3. Homeopathic System of Medicine

  • In comparison to other traditional systems of medicine, Homeopathy is a newer one and has been developed in the eighteenth century by Samuel Hahnemann – a German physician and chemist.
  • He proposed that the cause of disease itself can be used for its treatment. Hahnemann put forth the Law of Similars which says that like cures like (Similae similibus curentur). With this principle, he showed that cinchona can produce the symptoms of malaria.
  • He succeeded in getting relevant results with a large number of extracts prepared from plants, animals and minerals. He compiled all these observations in what is called ‘The Organon of Medicine.’
  • In the homoeopathic system, the drug treatment is not specified, but the choice of drug depends on symptoms and the clinical condition of the patient.
  • This is based on the concept of proving and prover. In a healthy person called prover, the symptoms created by different doses of drug extracts are noted which is called proving, and it specifically considers physical, mental and emotional changes of the prover.
  • Consequently, these symptoms are compared with a patient with similar symptoms and accordingly, same type of extract is given for treatment. During the treatment, the drug extracts are extremely diluted, which is believed to cause potentiation and enhancement of curative effect.
  • The drugs are extracted in the form of mother tincture, which is further diluted in terms of decimal or centesimal potencies. Various medicinal plants used in homoeopathy are:


4. Siddha System of Medicine

  • The term ‘ Siddha ‘ means achievement and ‘ Siddhars ‘ were saintly personalities, who attained proficiency in medicine through practice of Bhakti and Yoga.
  • This is the system of pre-vedic period identified with Dravidian culture and it is largely therapeutic in nature. Like Ayurveda, this system believes that all objects in universe are made up of five basic elements namely, earth, water, sky, fire and air.
  • The identification of causative factors of diseases is done through pulse reading, colour of body, study of voice, urine examination, status of digestive system and examination of tongue. The literature of Siddha system is mostly in Tamil.
  • Few natural drugs used in Siddha system of medicine are:

Abini : (Papaver — somniferum),
Alari : (Nerium — Indicum),
Ethi : (Strychnous — Nux vomica),
Gomathi : (Datura — stramonium),
Haikalli : (Ephorbia — nerifolia),
Rotha Polam : (Aloe — barbadensis)

5. Naturopathy and Yoga

  • Naturopathy is not merely a system of treatment, but also a way of life, which is based on laws of nature.

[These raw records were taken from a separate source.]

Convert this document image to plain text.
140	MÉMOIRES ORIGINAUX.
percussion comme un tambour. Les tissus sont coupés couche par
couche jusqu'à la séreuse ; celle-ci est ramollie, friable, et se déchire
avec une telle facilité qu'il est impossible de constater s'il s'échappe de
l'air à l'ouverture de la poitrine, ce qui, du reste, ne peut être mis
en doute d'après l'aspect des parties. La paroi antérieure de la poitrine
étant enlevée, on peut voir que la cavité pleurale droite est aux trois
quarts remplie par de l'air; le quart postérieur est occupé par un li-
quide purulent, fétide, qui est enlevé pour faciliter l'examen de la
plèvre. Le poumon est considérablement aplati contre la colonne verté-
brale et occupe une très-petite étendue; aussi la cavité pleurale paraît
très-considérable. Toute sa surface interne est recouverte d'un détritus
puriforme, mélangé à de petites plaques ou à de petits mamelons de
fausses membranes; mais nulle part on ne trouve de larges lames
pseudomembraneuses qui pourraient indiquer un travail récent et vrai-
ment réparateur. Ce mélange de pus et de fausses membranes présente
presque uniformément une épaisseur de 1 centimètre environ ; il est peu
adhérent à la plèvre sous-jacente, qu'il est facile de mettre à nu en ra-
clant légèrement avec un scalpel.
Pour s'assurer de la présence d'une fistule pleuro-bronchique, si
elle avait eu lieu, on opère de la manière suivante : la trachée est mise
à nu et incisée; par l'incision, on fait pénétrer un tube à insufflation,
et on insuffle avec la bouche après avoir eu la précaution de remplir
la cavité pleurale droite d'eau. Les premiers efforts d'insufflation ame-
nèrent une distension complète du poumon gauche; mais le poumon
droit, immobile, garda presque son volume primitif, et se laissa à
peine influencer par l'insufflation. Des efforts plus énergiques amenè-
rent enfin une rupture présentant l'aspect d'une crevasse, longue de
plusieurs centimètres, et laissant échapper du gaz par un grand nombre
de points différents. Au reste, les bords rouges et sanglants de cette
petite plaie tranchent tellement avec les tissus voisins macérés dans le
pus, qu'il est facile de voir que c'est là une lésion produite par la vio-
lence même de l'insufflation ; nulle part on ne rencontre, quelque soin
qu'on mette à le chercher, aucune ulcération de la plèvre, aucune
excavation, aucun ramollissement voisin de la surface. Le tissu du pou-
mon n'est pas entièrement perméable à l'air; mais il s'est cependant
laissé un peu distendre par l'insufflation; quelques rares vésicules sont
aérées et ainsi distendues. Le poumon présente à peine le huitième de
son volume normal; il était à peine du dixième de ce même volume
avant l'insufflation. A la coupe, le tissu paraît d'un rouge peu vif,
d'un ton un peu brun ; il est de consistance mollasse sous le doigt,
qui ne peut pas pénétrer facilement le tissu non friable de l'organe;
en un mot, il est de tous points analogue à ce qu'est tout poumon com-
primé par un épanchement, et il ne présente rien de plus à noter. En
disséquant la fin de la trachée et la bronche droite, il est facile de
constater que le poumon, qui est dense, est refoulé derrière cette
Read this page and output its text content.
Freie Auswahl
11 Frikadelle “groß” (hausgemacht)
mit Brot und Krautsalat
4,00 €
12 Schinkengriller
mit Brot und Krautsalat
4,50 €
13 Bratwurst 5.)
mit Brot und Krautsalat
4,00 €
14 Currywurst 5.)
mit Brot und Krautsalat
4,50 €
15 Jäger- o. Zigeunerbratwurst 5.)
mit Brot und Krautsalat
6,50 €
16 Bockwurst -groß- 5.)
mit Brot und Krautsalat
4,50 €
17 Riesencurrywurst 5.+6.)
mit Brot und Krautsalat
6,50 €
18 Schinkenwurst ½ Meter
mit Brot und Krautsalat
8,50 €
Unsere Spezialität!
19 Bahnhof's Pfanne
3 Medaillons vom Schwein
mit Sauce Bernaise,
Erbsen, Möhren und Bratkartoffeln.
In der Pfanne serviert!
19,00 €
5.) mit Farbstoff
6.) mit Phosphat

The attention is particularly paid to eating and living habits, adoption of purificatory measures, use of hydrotherapy, mud packs, baths, massage etc.
  • The system of Yoga is as old as Ayurveda. The eight components of Yoga are restraint, observance of austerity, physical postures, restraining of sense organs, breathing exercises, contemplation, meditation and samadhi.
  • Yoga exercises have potential in improvement of better circulation of oxygenated blood in the body, restraining the sense organs, improvement of social and personal behaviour and induction of tranquility and serenity in the mind.